Wednesday, March 05, 2003

Those who forget history...

Further to Mike's comments the other day about American and European attitudes to war being attributable to European memory of what war is actually like, I found this comment in an interview on Salon to be interesting:

[America's] forgetfulness makes it possible at any moment in history for us to believe in our essential innocence. We don't remember that we've ever done anything other than what we do now. It's a great triumph to a civilization that it can go from being a white supremacist country in the late '50s, when a substantial portion of the country didn't believe in racial intermarriage, to racial egalitarianism. We can believe that this is just the triumph of what our essential values have always been.

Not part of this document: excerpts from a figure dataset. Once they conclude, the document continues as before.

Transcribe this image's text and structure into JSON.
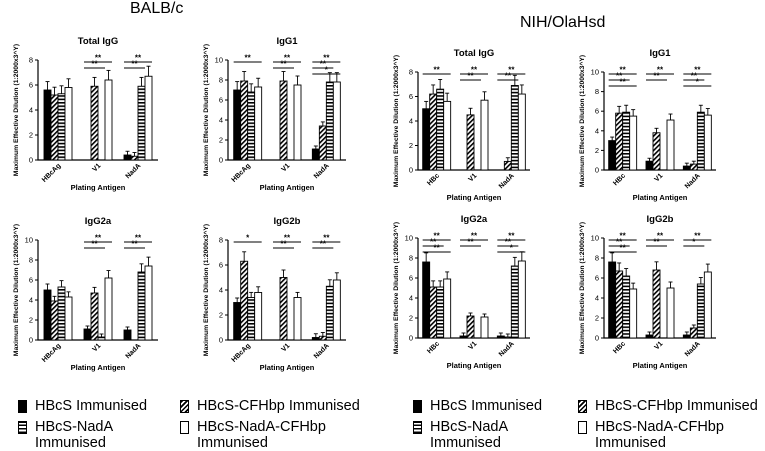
{
  "strains": {
    "left": "BALB/c",
    "right": "NIH/OlaHsd"
  },
  "legend": {
    "items": [
      {
        "label": "HBcS Immunised",
        "pattern": "solid-black"
      },
      {
        "label": "HBcS-CFHbp Immunised",
        "pattern": "diagonal-hatch"
      },
      {
        "label": "HBcS-NadA\nImmunised",
        "pattern": "horizontal-hatch"
      },
      {
        "label": "HBcS-NadA-CFHbp\nImmunised",
        "pattern": "white"
      }
    ]
  },
  "colors": {
    "bar_fill": "#000000",
    "background": "#ffffff"
  },
  "chart_data": [
    {
      "type": "bar",
      "panel": "BALB/c",
      "title": "Total IgG",
      "xlabel": "Plating Antigen",
      "ylabel": "Maximum Effective Dilution (1:2000x3^Y)",
      "categories": [
        "HBcAg",
        "V1",
        "NadA"
      ],
      "ylim": [
        0,
        8
      ],
      "yticks": [
        0,
        2,
        4,
        6,
        8
      ],
      "series": [
        {
          "name": "HBcS Immunised",
          "values": [
            5.6,
            0,
            0.4
          ]
        },
        {
          "name": "HBcS-CFHbp Immunised",
          "values": [
            5.2,
            5.9,
            0.3
          ]
        },
        {
          "name": "HBcS-NadA Immunised",
          "values": [
            5.3,
            0,
            5.9
          ]
        },
        {
          "name": "HBcS-NadA-CFHbp Immunised",
          "values": [
            5.8,
            6.4,
            6.7
          ]
        }
      ],
      "significance": [
        {
          "groups": [
            "V1",
            "V1"
          ],
          "label": "**"
        },
        {
          "groups": [
            "V1",
            "V1"
          ],
          "label": "**"
        },
        {
          "groups": [
            "NadA",
            "NadA"
          ],
          "label": "**"
        },
        {
          "groups": [
            "NadA",
            "NadA"
          ],
          "label": "**"
        }
      ]
    },
    {
      "type": "bar",
      "panel": "BALB/c",
      "title": "IgG1",
      "xlabel": "Plating Antigen",
      "ylabel": "Maximum Effective Dilution (1:2000x3^Y)",
      "categories": [
        "HBcAg",
        "V1",
        "NadA"
      ],
      "ylim": [
        0,
        10
      ],
      "yticks": [
        0,
        2,
        4,
        6,
        8,
        10
      ],
      "series": [
        {
          "name": "HBcS Immunised",
          "values": [
            7.0,
            0,
            1.1
          ]
        },
        {
          "name": "HBcS-CFHbp Immunised",
          "values": [
            7.9,
            7.9,
            3.4
          ]
        },
        {
          "name": "HBcS-NadA Immunised",
          "values": [
            6.8,
            0,
            7.8
          ]
        },
        {
          "name": "HBcS-NadA-CFHbp Immunised",
          "values": [
            7.3,
            7.5,
            7.8
          ]
        }
      ],
      "significance": [
        {
          "label": "**"
        },
        {
          "label": "**"
        },
        {
          "label": "**"
        },
        {
          "label": "**"
        },
        {
          "label": "**"
        },
        {
          "label": "*"
        }
      ]
    },
    {
      "type": "bar",
      "panel": "BALB/c",
      "title": "IgG2a",
      "xlabel": "Plating Antigen",
      "ylabel": "Maximum Effective Dilution (1:2000x3^Y)",
      "categories": [
        "HBcAg",
        "V1",
        "NadA"
      ],
      "ylim": [
        0,
        10
      ],
      "yticks": [
        0,
        2,
        4,
        6,
        8,
        10
      ],
      "series": [
        {
          "name": "HBcS Immunised",
          "values": [
            5.0,
            1.1,
            1.0
          ]
        },
        {
          "name": "HBcS-CFHbp Immunised",
          "values": [
            3.9,
            4.7,
            0
          ]
        },
        {
          "name": "HBcS-NadA Immunised",
          "values": [
            5.3,
            0.3,
            6.8
          ]
        },
        {
          "name": "HBcS-NadA-CFHbp Immunised",
          "values": [
            4.3,
            6.2,
            7.4
          ]
        }
      ],
      "significance": [
        {
          "label": "**"
        },
        {
          "label": "**"
        },
        {
          "label": "**"
        },
        {
          "label": "**"
        }
      ]
    },
    {
      "type": "bar",
      "panel": "BALB/c",
      "title": "IgG2b",
      "xlabel": "Plating Antigen",
      "ylabel": "Maximum Effective Dilution (1:2000x3^Y)",
      "categories": [
        "HBcAg",
        "V1",
        "NadA"
      ],
      "ylim": [
        0,
        8
      ],
      "yticks": [
        0,
        2,
        4,
        6,
        8
      ],
      "series": [
        {
          "name": "HBcS Immunised",
          "values": [
            3.0,
            0,
            0.2
          ]
        },
        {
          "name": "HBcS-CFHbp Immunised",
          "values": [
            6.3,
            5.0,
            0.3
          ]
        },
        {
          "name": "HBcS-NadA Immunised",
          "values": [
            3.4,
            0,
            4.3
          ]
        },
        {
          "name": "HBcS-NadA-CFHbp Immunised",
          "values": [
            3.8,
            3.4,
            4.8
          ]
        }
      ],
      "significance": [
        {
          "label": "*"
        },
        {
          "label": "**"
        },
        {
          "label": "**"
        },
        {
          "label": "**"
        },
        {
          "label": "**"
        }
      ]
    },
    {
      "type": "bar",
      "panel": "NIH/OlaHsd",
      "title": "Total IgG",
      "xlabel": "Plating Antigen",
      "ylabel": "Maximum Effective Dilution (1:2000x3^Y)",
      "categories": [
        "HBc",
        "V1",
        "NadA"
      ],
      "ylim": [
        0,
        8
      ],
      "yticks": [
        0,
        2,
        4,
        6,
        8
      ],
      "series": [
        {
          "name": "HBcS Immunised",
          "values": [
            5.0,
            0,
            0
          ]
        },
        {
          "name": "HBcS-CFHbp Immunised",
          "values": [
            6.2,
            4.5,
            0.7
          ]
        },
        {
          "name": "HBcS-NadA Immunised",
          "values": [
            6.6,
            0,
            6.9
          ]
        },
        {
          "name": "HBcS-NadA-CFHbp Immunised",
          "values": [
            5.6,
            5.7,
            6.2
          ]
        }
      ],
      "significance": [
        {
          "label": "**"
        },
        {
          "label": "**"
        },
        {
          "label": "**"
        },
        {
          "label": "**"
        },
        {
          "label": "**"
        }
      ]
    },
    {
      "type": "bar",
      "panel": "NIH/OlaHsd",
      "title": "IgG1",
      "xlabel": "Plating Antigen",
      "ylabel": "Maximum Effective Dilution (1:2000x3^Y)",
      "categories": [
        "HBc",
        "V1",
        "NadA"
      ],
      "ylim": [
        0,
        10
      ],
      "yticks": [
        0,
        2,
        4,
        6,
        8,
        10
      ],
      "series": [
        {
          "name": "HBcS Immunised",
          "values": [
            3.0,
            0.9,
            0.4
          ]
        },
        {
          "name": "HBcS-CFHbp Immunised",
          "values": [
            5.8,
            3.8,
            0.6
          ]
        },
        {
          "name": "HBcS-NadA Immunised",
          "values": [
            5.9,
            0,
            5.9
          ]
        },
        {
          "name": "HBcS-NadA-CFHbp Immunised",
          "values": [
            5.5,
            5.1,
            5.6
          ]
        }
      ],
      "significance": [
        {
          "label": "**"
        },
        {
          "label": "**"
        },
        {
          "label": "**"
        },
        {
          "label": "**"
        },
        {
          "label": "**"
        },
        {
          "label": "**"
        },
        {
          "label": "**"
        },
        {
          "label": "*"
        }
      ]
    },
    {
      "type": "bar",
      "panel": "NIH/OlaHsd",
      "title": "IgG2a",
      "xlabel": "Plating Antigen",
      "ylabel": "Maximum Effective Dilution (1:2000x3^Y)",
      "categories": [
        "HBc",
        "V1",
        "NadA"
      ],
      "ylim": [
        0,
        10
      ],
      "yticks": [
        0,
        2,
        4,
        6,
        8,
        10
      ],
      "series": [
        {
          "name": "HBcS Immunised",
          "values": [
            7.6,
            0.2,
            0.2
          ]
        },
        {
          "name": "HBcS-CFHbp Immunised",
          "values": [
            5.1,
            2.2,
            0.1
          ]
        },
        {
          "name": "HBcS-NadA Immunised",
          "values": [
            5.1,
            0,
            7.2
          ]
        },
        {
          "name": "HBcS-NadA-CFHbp Immunised",
          "values": [
            5.9,
            2.1,
            7.7
          ]
        }
      ],
      "significance": [
        {
          "label": "**"
        },
        {
          "label": "**"
        },
        {
          "label": "**"
        },
        {
          "label": "**"
        },
        {
          "label": "**"
        },
        {
          "label": "**"
        },
        {
          "label": "**"
        },
        {
          "label": "*"
        }
      ]
    },
    {
      "type": "bar",
      "panel": "NIH/OlaHsd",
      "title": "IgG2b",
      "xlabel": "Plating Antigen",
      "ylabel": "Maximum Effective Dilution (1:2000x3^Y)",
      "categories": [
        "HBc",
        "V1",
        "NadA"
      ],
      "ylim": [
        0,
        10
      ],
      "yticks": [
        0,
        2,
        4,
        6,
        8,
        10
      ],
      "series": [
        {
          "name": "HBcS Immunised",
          "values": [
            7.6,
            0.3,
            0.3
          ]
        },
        {
          "name": "HBcS-CFHbp Immunised",
          "values": [
            6.7,
            6.8,
            1.0
          ]
        },
        {
          "name": "HBcS-NadA Immunised",
          "values": [
            6.2,
            0,
            5.4
          ]
        },
        {
          "name": "HBcS-NadA-CFHbp Immunised",
          "values": [
            4.9,
            5.0,
            6.6
          ]
        }
      ],
      "significance": [
        {
          "label": "**"
        },
        {
          "label": "**"
        },
        {
          "label": "**"
        },
        {
          "label": "**"
        },
        {
          "label": "**"
        },
        {
          "label": "**"
        },
        {
          "label": "*"
        }
      ]
    }
  ]
}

Americans see their lack of memory as a virtue, because it allows them to forget the bad past and focus on the (assumed) better future - and there's some truth in this. However, in forgetting the bad past, they also forget why it was bad, which robs them of the very guidance they need to ensure that the future stays better rather than regressing back to the bad old past again. We can see this in American economic and social policies over the last twenty years, where their rush to deregulate everything seems to give no thought to why such regulations were implemented in the first place. It's just assumed that they're there because regulation is the sort of thing Government just does (because its Evil and Spiteful and wants to Impede Business) - rather than a response to the very real problems of an unregulated market (see the nineteenth century for an example of this). And of course, we see it in the American desire to ignore existing international agreements on warfare, and return to the barbarities of the past.